Resonant tuned vibratory material handling equipment such as feeders, screens, vibratory conveyors and vibratory parts feeders move bulk material and small parts by vibrating a tray or bed on which the material rests. The vibratory material handling equipment moves the bulk material or small parts back-and-forth at a predetermined frequency, a predetermined stroke and a preselected angle relative to the horizontal. This motion moves material by accelerating the tray in an upward and forward stroke toward the discharge thereby increasing the normal force between the material and the tray and accelerating the material along with the tray. On the reverse stroke, the tray is accelerated down and rearwardly, away from the discharge thereby "unweighting" the material, reducing the normal force between the tray and the material to a lesser value, but not necessarily to zero. This movement allows the material to continue to travel in the feed direction, toward a discharge while the tray is moving in the opposite direction.
A requirement of this type of vibratory material handling system is that in order to maintain a consistent feed rate, the stroke amplitude of the tray must remain fairly constant. The stroke amplitude, however, on a resonant tuned machine is inherently unstable. The stroke will change with changes in material load, machine mass (including material adhering to the tray), and driving force. This is further compounded on closing-gap-magnetically-excited-machines by the fact that the driving forces is a function of the inverse of the air gap between the magnet and the armature which decreases as the stroke increases.
U.S. Pat. No. 5,293,287 describes an electromagnetic drive with a multipart spring system which uses sequential contacting between the moving mass and separate elastomeric springs to cause an increase in the spring force of the spring system as the stroke of the electromagnet increases.

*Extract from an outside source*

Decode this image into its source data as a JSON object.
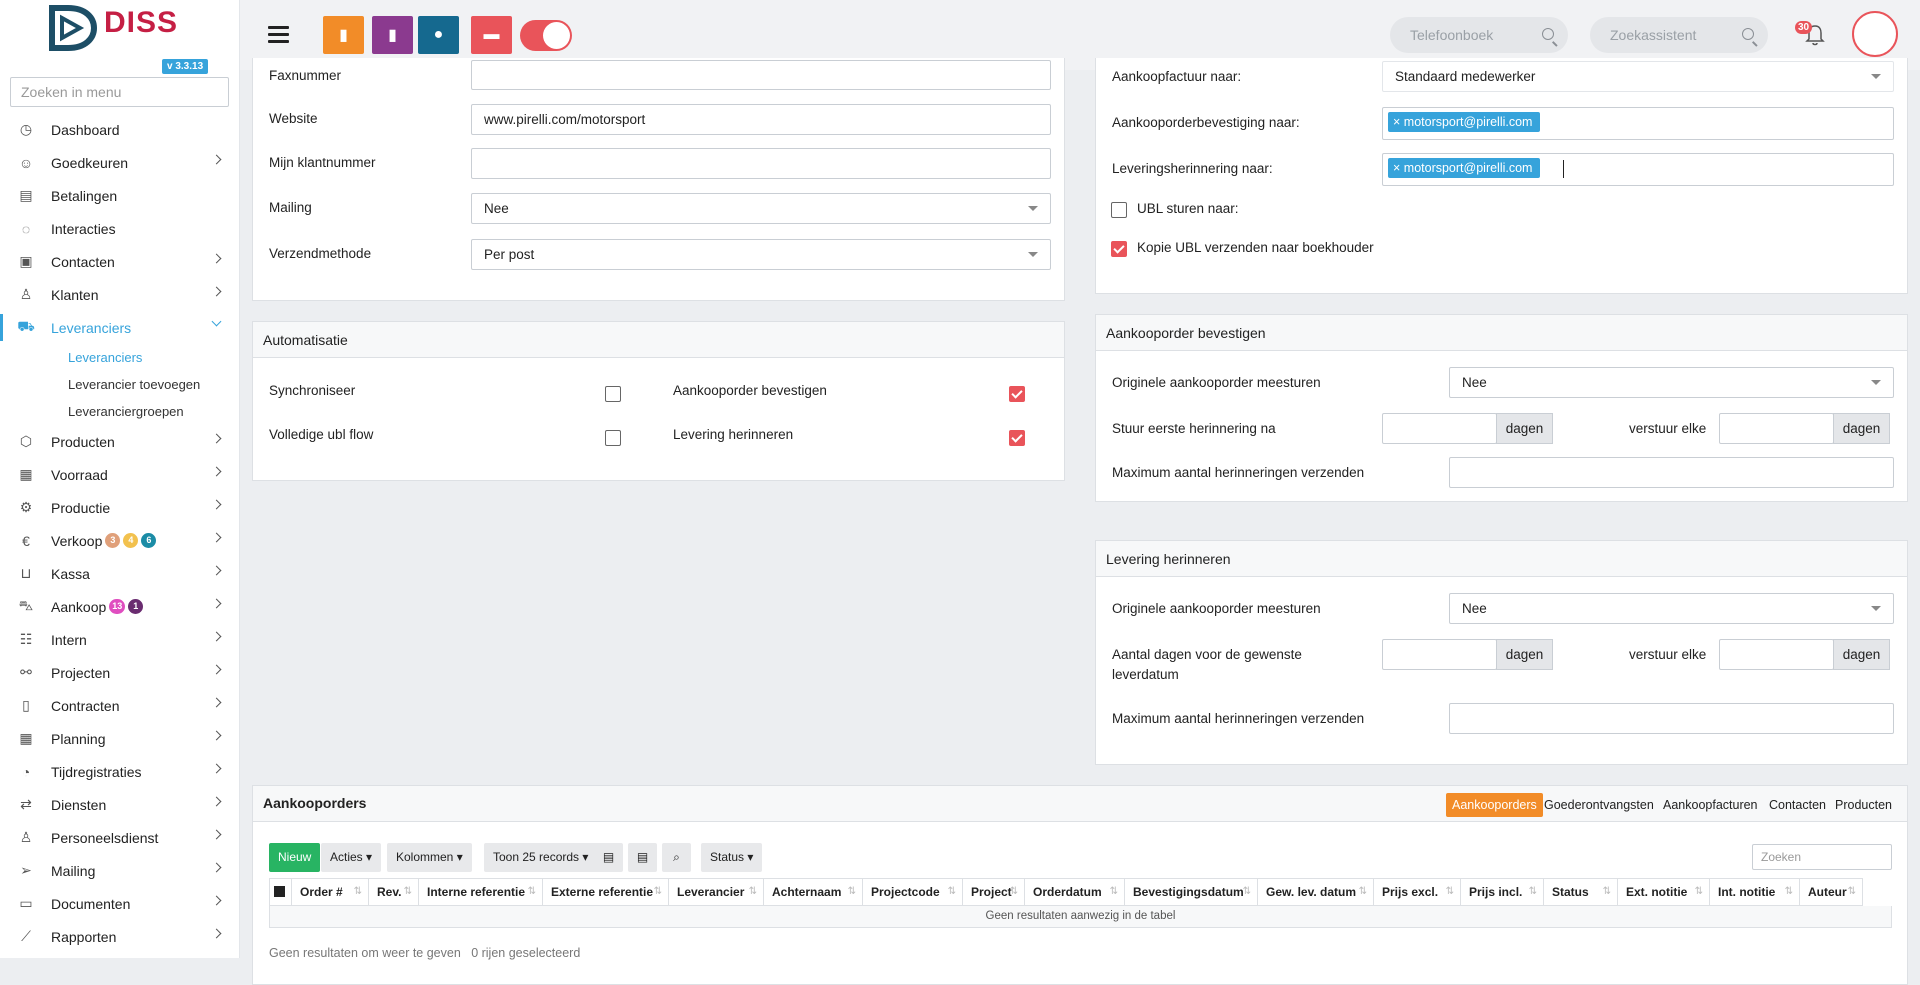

This system uses two side elastomeric springs which engage a moving plate initially, and a center elastomeric spring which engages the moving plate subsequently.
It would be desirable to increase the nonlinearity of a single elastomeric spring, so as to increase the total spring force non-linearly with increasing electromagnetic stroke, by modifying the elastomeric spring block itself, which is impacted by the moving mass.
It would be desirable to provide a resonant tuned vibration drive having an electromagnetic or mechanical driver which includes an elastomeric spring block arranged to be impacted by increasing stroke of the moving mass driven by the driver, wherein the spring block is modified to produce a non-linearly increasing spring rate in response to an increasing stroke of the moving mass. It would be desirable to provide such a device which would ensure that the stroke amplitude of the moving mass remains fairly constant to provide a consistent feed rate of bulk material transported by the moving mass.